Case study: Transforming M&S into Britain’s fastest-changing retailer for clothing and home
As specialists in marketing transformation, Oystercatchers worked with M&S to ensure its challenge to become a customer-first business, which could react in an agile way to the rapidly changing needs and habits of British shoppers, was met.
The British High Street has long been under threat from the phones in the palms of our hands. We can shop from our social feeds, set up automated orders and get shoes delivered in under an hour. The landscape is changing, so retailers have needed to transform to keep up. Those that are hip to these changes see a reputation intact and a big return on profits. But how can a 135 -year- old brand like Marks & Spencer change its marketing to match the needs of the customer?
At Oystercatchers, we’re specialists in transforming marketing from within to get the best creative output and growth. M&S’s main challenge was to become a customer-first business, that could react in an agile way to the rapidly changing needs and habits of British shoppers. Focusing primarily on clothing and home, Chairman, Archie Norman, is clear about his ambition for the business “to become Britain’s fastest-changing retailer.”
Challenge accepted, we soon got to work. We believe in the value of first-hand experience and building relationships, so we embedded ourselves into M&S from day one. In five months, our team and the client co-created a new model and structure the clothing and home marketing function to accelerate the business in a highly competitive market.
Modernising the model
Our first job was to build an agile marketing model to help M&S achieve its goal. This meant transforming what M&S currently had in place.
For us, the first step in the process is to get under the skin of how things tick in-house, getting well- oiled ops up and running and processes in place that work for everyone. The Oystercatchers team gathered invaluable stakeholder views, ensuring they spoke to teams across all departments: from product to finance to comms. Helen Gorman, one of our Consultants, was keen to look at how marketing interacts with other teams in the wider business, as in her experience, “most CMOs are reviewing their talent, skillset and capability versus a much more omnichannel and customer-orientated and so need to be as effective working cross functionally as they are specialists in their own function.”
Running weekly hothouse sprints with the core senior client team, we quickly helped M&S reshape the teams, bolster existing talent and develop a clear creative process to create a robust and modern marketing team.
Diving deeper into the creative process
Having established a new way of working, it was time to look at the work itself. How are creative briefs dreamed up internally and realised by agency partners? What were the ideas that resonated and how did this compare with other relevant agency models in the market?
In finding answers to these questions, it was agreed that a refresh was needed. The search for a new lead creative agency began. With an enviable black book of over 400+ agencies, we were well placed to make our recommendations and helped manage the creative agency process from start to finish appointing the specialist fashion agency ODD.

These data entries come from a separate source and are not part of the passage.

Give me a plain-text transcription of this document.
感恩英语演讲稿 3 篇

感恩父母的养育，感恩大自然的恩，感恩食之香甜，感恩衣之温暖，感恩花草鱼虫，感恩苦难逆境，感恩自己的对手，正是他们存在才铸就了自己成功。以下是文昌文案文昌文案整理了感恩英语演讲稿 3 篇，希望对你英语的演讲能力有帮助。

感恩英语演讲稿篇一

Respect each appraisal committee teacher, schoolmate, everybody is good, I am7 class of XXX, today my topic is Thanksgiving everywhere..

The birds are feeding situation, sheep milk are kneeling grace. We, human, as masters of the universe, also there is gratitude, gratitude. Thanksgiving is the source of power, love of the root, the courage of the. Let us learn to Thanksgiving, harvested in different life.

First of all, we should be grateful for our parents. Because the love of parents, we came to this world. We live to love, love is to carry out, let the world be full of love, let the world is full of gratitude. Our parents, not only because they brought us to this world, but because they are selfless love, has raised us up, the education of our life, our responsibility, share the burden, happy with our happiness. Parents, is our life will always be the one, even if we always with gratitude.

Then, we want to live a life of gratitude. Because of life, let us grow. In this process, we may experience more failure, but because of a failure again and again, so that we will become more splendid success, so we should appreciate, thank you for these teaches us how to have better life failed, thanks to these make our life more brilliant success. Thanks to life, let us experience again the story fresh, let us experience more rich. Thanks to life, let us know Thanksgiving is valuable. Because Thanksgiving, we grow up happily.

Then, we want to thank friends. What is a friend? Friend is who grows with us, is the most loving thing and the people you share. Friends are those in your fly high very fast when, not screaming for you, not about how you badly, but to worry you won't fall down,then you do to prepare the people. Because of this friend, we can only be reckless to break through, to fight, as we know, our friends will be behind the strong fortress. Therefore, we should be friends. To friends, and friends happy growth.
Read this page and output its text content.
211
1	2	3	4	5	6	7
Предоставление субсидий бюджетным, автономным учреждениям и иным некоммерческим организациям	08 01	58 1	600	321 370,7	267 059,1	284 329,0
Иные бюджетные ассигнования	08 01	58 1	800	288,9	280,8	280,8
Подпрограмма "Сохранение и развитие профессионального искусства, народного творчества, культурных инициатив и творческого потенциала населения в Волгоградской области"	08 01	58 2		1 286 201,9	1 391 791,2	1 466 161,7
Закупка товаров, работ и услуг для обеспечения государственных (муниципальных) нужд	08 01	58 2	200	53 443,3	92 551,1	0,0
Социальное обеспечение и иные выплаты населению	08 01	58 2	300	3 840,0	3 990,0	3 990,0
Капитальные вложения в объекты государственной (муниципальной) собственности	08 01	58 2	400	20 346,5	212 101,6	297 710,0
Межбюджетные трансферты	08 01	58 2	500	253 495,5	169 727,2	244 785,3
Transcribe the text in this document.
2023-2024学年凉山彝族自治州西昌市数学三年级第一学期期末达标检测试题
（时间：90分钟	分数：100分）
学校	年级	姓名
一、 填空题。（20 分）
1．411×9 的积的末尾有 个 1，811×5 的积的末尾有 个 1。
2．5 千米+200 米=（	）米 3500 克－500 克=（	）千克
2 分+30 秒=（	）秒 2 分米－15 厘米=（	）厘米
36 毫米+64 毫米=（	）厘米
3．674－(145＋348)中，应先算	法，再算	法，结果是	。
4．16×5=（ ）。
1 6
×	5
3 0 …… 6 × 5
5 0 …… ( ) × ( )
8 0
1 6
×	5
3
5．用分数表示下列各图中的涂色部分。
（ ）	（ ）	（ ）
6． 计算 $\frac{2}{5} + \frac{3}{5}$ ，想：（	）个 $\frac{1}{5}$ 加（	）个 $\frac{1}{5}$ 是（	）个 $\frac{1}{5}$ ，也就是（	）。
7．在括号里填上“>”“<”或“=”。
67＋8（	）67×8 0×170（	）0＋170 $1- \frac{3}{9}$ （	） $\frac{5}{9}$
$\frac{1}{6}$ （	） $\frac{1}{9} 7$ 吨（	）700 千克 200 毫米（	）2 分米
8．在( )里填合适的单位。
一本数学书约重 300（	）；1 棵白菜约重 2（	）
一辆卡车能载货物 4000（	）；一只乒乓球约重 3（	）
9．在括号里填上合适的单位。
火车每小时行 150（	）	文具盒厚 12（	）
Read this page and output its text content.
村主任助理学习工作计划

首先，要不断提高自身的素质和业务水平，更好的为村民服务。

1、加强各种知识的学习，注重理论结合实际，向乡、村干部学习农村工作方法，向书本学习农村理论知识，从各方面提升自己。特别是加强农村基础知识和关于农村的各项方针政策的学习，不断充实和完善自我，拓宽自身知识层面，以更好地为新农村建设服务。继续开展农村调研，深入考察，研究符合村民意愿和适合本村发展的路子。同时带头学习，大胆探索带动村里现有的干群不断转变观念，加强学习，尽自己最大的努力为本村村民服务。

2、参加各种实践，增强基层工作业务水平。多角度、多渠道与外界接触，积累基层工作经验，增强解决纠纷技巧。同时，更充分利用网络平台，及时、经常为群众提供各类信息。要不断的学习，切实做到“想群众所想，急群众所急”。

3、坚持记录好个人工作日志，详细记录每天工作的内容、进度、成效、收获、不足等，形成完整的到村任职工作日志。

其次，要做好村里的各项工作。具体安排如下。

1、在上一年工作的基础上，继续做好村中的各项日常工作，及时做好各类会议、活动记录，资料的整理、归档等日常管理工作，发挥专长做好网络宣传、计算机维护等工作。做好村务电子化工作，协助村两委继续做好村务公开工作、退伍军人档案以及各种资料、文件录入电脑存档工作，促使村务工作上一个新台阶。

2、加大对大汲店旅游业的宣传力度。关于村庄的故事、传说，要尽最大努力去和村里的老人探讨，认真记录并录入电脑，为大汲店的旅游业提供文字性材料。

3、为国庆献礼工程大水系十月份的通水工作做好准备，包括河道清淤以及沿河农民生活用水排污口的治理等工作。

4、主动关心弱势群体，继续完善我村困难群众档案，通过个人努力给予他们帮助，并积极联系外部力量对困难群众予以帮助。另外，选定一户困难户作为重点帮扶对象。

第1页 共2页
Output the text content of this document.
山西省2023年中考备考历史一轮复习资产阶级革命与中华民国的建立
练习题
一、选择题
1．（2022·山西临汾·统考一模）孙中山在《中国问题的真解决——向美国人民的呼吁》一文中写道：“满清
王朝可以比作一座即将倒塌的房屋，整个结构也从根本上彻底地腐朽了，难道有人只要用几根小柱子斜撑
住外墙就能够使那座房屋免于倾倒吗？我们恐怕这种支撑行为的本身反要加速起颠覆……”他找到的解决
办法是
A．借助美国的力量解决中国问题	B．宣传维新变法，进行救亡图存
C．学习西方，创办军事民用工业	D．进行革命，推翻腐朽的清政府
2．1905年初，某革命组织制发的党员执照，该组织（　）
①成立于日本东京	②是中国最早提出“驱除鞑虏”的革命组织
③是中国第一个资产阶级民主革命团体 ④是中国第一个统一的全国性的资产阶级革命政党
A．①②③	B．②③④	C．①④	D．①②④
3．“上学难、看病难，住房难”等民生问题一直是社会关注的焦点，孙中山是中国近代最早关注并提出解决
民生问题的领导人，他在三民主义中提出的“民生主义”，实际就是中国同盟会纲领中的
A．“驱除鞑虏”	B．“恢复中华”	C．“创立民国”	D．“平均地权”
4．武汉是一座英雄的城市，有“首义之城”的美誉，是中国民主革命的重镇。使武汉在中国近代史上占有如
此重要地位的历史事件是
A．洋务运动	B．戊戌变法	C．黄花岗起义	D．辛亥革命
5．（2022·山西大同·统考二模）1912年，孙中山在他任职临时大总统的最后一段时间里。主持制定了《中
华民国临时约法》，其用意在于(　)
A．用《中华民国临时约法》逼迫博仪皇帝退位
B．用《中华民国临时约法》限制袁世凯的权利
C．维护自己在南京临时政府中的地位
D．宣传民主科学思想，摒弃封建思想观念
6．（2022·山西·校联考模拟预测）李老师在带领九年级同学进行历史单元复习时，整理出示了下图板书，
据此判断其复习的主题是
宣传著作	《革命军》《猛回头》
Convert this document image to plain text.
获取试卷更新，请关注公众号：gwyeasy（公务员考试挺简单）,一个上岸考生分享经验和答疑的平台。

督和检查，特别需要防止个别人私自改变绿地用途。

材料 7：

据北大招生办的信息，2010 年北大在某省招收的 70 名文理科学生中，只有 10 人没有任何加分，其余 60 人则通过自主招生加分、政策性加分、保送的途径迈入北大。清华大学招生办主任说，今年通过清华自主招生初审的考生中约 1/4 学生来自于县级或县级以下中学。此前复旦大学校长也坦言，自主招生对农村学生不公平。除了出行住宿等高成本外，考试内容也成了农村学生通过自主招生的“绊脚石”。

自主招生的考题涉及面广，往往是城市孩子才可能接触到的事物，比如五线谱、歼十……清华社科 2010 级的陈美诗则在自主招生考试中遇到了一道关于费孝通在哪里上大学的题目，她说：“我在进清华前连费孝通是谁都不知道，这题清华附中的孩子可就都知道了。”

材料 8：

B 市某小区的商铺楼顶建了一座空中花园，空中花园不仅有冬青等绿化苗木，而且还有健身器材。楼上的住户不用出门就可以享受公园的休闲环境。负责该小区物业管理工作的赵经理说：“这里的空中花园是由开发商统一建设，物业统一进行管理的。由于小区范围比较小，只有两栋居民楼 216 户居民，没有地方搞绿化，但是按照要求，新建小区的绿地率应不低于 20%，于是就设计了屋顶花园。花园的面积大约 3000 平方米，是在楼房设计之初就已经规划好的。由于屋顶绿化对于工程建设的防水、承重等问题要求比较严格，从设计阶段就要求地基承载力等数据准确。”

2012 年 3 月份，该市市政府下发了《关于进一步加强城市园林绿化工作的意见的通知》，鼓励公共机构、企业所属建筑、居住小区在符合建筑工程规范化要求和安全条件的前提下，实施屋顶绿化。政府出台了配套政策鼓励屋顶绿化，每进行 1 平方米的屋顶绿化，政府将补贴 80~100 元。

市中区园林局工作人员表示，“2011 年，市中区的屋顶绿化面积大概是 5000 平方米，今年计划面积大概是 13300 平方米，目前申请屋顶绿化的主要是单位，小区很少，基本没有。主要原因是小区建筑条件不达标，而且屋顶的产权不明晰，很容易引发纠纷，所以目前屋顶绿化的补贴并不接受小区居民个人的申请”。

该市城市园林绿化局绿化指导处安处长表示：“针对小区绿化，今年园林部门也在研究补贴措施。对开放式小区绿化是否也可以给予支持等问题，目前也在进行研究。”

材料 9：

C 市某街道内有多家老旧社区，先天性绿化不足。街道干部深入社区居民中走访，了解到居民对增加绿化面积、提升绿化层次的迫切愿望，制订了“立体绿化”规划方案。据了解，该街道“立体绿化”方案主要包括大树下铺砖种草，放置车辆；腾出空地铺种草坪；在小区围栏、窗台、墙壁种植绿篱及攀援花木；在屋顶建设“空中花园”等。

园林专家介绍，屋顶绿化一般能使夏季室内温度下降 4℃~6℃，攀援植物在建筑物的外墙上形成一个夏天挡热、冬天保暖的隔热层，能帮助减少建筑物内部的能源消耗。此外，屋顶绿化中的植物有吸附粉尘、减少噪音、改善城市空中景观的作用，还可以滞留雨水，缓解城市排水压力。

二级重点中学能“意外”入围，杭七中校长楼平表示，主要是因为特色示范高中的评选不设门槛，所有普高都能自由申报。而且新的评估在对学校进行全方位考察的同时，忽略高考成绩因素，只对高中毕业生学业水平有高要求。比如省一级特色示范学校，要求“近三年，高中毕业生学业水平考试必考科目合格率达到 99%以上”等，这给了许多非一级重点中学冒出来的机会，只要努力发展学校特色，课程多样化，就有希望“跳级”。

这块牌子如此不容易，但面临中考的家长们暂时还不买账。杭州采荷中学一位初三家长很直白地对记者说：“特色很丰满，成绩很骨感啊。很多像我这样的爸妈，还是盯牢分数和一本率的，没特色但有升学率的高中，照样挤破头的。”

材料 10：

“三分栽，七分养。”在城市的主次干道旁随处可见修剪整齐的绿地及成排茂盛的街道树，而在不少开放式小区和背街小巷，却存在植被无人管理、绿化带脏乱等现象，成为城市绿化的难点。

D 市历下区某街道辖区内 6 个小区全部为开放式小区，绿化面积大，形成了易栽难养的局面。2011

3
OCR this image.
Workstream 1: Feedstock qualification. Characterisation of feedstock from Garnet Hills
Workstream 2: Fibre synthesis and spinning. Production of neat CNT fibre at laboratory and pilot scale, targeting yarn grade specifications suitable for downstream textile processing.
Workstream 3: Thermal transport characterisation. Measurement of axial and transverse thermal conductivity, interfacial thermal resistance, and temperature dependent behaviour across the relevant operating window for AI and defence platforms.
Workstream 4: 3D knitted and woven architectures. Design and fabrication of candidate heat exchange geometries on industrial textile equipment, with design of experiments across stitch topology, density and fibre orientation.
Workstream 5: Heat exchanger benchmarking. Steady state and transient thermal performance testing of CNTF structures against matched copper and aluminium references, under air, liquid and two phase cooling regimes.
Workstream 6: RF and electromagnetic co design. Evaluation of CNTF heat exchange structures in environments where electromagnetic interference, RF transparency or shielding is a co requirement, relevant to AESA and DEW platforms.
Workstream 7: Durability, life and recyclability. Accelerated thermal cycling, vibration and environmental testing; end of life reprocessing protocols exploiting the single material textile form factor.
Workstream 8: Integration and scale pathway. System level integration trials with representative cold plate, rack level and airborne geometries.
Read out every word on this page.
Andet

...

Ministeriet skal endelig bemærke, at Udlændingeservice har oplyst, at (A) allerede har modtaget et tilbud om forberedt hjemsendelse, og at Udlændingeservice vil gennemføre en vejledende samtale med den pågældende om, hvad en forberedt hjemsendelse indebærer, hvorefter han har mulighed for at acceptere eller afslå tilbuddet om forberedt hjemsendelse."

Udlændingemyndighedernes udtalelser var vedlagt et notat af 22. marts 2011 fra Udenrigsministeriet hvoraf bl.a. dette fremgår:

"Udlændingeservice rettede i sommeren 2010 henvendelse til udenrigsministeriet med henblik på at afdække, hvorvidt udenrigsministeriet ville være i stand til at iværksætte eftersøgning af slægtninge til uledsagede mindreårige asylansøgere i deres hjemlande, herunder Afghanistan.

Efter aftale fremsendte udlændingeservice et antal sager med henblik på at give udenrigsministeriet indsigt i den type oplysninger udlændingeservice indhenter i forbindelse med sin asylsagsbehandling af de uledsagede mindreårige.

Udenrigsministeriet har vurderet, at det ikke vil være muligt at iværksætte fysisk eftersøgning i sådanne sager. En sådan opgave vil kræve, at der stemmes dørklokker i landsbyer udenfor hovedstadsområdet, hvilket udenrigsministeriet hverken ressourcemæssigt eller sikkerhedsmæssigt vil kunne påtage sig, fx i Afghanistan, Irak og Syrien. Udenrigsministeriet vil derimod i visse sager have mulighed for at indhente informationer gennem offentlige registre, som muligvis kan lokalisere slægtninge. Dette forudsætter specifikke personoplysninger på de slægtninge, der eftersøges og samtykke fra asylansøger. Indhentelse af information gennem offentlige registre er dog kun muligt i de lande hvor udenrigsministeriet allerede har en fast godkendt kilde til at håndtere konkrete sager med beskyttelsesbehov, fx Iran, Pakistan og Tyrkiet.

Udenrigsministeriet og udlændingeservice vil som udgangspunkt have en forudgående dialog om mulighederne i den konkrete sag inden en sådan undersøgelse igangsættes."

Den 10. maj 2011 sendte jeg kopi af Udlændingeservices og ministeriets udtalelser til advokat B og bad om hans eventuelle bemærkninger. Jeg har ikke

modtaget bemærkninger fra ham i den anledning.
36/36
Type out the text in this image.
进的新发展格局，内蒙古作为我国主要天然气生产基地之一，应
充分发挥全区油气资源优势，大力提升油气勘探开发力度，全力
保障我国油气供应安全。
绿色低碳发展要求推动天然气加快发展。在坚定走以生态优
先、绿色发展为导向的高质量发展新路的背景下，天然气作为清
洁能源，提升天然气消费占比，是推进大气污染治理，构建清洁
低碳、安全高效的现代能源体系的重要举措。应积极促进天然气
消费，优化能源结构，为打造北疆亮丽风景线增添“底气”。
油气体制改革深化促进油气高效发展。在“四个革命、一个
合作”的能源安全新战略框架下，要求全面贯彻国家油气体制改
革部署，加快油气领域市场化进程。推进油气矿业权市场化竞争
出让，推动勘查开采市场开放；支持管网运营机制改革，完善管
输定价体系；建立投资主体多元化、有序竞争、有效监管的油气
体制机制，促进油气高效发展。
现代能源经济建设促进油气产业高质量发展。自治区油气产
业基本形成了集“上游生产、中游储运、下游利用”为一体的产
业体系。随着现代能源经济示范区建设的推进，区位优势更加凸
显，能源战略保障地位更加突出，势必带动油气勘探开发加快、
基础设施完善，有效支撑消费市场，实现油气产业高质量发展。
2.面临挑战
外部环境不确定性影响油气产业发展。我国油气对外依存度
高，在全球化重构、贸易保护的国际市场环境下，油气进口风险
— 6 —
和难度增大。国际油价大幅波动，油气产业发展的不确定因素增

ODD is a smart choice for M&S’s home and fashion departments, as they bring a wealth of experience from their work with Dr Martens, River Island, Primark and Levi’s. Clothing and Home marketing director Nathan Ansell’s brief was to bring “targeted, inspirational and relevant” customer-led creative to the fold.
An agile future
ODD already seem to be delivering on that promise. The first Christmas campaign for M&S, ‘Go Jumpers’, was a playful, refreshing celebration of cosy knitwear set to hip hop classic Jump Around. ODD proved its mettle as an agile agency too, and quickly released an unplanned follow-up, ‘Go Pyjamas’ in response to positive feedback to the first ad. The agency also joined in on the festive fun with retail rival and reigning monarch of the Christmas ad game, John Lewis, tweeting this year's Christmas creature ‘Excitable Edgar’ with its own ‘Jumping Jinty’ the ‘jumper hound’ star of both ads.
The success of this new agency model paves the way for a more integrated approach overall and there is now an opportunity for M&S’s agencies to move towards an embedded agency model. Brands such as News UK, RBS and Toyota have seen success with this approach, bringing together disciplines such as communications, CRM and media planning and buying under one roof. Integrating will ultimately help M&S achieve its goal to become the fastest-growing UK retailer, with real-time customer marketing and a newsroom approach shifting the focus to the needs of shoppers.
In short, Oystercatchers successfully helped M&S reimagine a corporate marketing department into a dynamic, modern model that puts the customer at the heart. Estimated savings in year one looks to meet the cost-saving target set. But more importantly, the new model energised and motivated teams internally, freshened up creative and sets up home and fashion to thrive as a dominant part of the M&S brand.